Le 9 juin 2026, la NASA a levé le voile sur l'équipage qui pilotera la mission Artemis III, une étape charnière du programme lunaire américain. Contrairement à ce que son numérotation pourrait laisser croire, cette mission ne posera pas encore le pied sur la Lune : il s'agit d'un vol habité en orbite terrestre, conçu pour éprouver les systèmes qui rendront un alunissage possible dans les années à venir.
Un équipage transatlantique autour d'Orion
Quatre astronautes composent l'équipage sélectionné. Randy Bresnik, vétéran des missions à bord de la Station spatiale internationale, assumera le rôle de commandant. Frank Rubio et Andre Douglas occuperont les postes de spécialistes du système d'alunissage, une fonction inédite dans la nomenclature des missions Artemis. Et c'est Luca Parmitano, astronaute de l'Agence spatiale européenne, qui prendra place dans le siège de pilote.

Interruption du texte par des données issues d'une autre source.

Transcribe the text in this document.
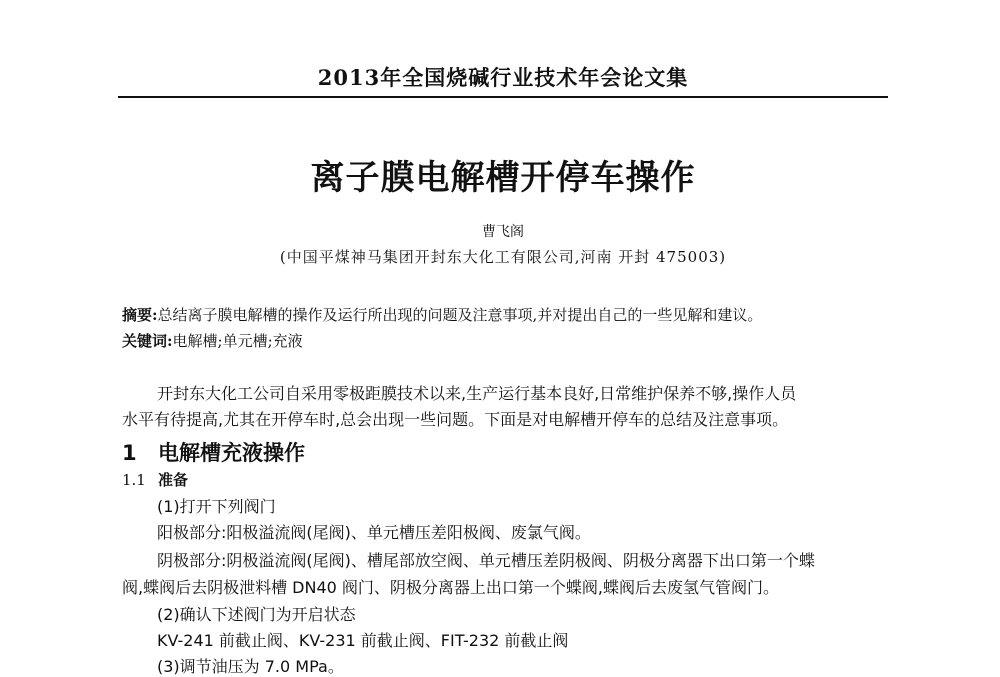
2013年全国烧碱行业技术年会论文集
离子膜电解槽开停车操作
曹飞阁
(中国平煤神马集团开封东大化工有限公司,河南 开封 475003)
摘要:总结离子膜电解槽的操作及运行所出现的问题及注意事项,并对提出自己的一些见解和建议。
关键词:电解槽;单元槽;充液
开封东大化工公司自采用零极距膜技术以来,生产运行基本良好,日常维护保养不够,操作人员
水平有待提高,尤其在开停车时,总会出现一些问题。下面是对电解槽开停车的总结及注意事项。
1 电解槽充液操作
1.1 准备
(1)打开下列阀门
阳极部分:阳极溢流阀(尾阀)、单元槽压差阳极阀、废氯气阀。
阴极部分:阴极溢流阀(尾阀)、槽尾部放空阀、单元槽压差阴极阀、阴极分离器下出口第一个蝶
阀,蝶阀后去阴极泄料槽 DN40 阀门、阴极分离器上出口第一个蝶阀,蝶阀后去废氢气管阀门。
(2)确认下述阀门为开启状态
KV-241 前截止阀、KV-231 前截止阀、FIT-232 前截止阀
(3)调节油压为 7.0 MPa。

Pour l'ESA, cette désignation représente une présence européenne directe dans le cockpit d'Orion. Parmitano, qui totalise plus de 366 jours dans l'espace à l'issue de ses deux séjours à bord de l'ISS, aborde ce nouveau chapitre avec une expérience opérationnelle considérable. L'entraînement de l'équipe démarre sans délai : maîtrise des systèmes de bord d'Orion, familiarisation avec les procédures d'amarrage et prise en main des équipements liés au Human Landing System.
Rendezvous et amarrage : l'enjeu central de la mission
L'objectif principal d'Artemis III est de valider les capacités de rendez-vous et d'amarrage en orbite terrestre. Ces manœuvres sont au cœur de l'architecture lunaire retenue par la NASA : le futur atterrisseur lunaire, développé par SpaceX dans le cadre du programme Human Landing System, devra en effet s'accoupler avec le vaisseau Orion en orbite lunaire avant de descendre vers la surface. Répéter ces séquences critiques en orbite terrestre, à distance raisonnable de toute intervention, constitue une précaution opérationnelle de premier ordre.
L'ESA, pour sa part, ne se contente pas de fournir un astronaute. L'agence livrera son troisième Module de service européen — dit ESM-3 — qui assure la propulsion, l'alimentation électrique et la gestion thermique du vaisseau Orion. C'est la troisième fois consécutive que les ingénieurs d'Airbus, mandatés par l'ESA, produisent ce composant essentiel pour une mission Artemis.
Une répétition générale avant l'alunissage
La mission Artemis III s'inscrit dans une logique de progression méthodique. Les missions précédentes ont permis de tester la capsule Orion sans équipage, puis avec équipage lors d'Artemis II qui a réalisé un survol lunaire. Artemis III pousse plus loin la validation en intégrant les systèmes d'alunissage dans la boucle d'entraînement, bien que le sol lunaire ne soit pas encore la destination.
Aucune date de lancement n'a été officiellement communiquée par la NASA à ce stade. La cadence du programme reste tributaire de la disponibilité du lanceur Space Launch System, des modules de service européens et de la certification du Human Landing System de SpaceX. L'équipage a désormais pour mission de se préparer à une série de démonstrations décrite comme ambitieuse, dont les détails précis seront révélés au fil des annonces officielles.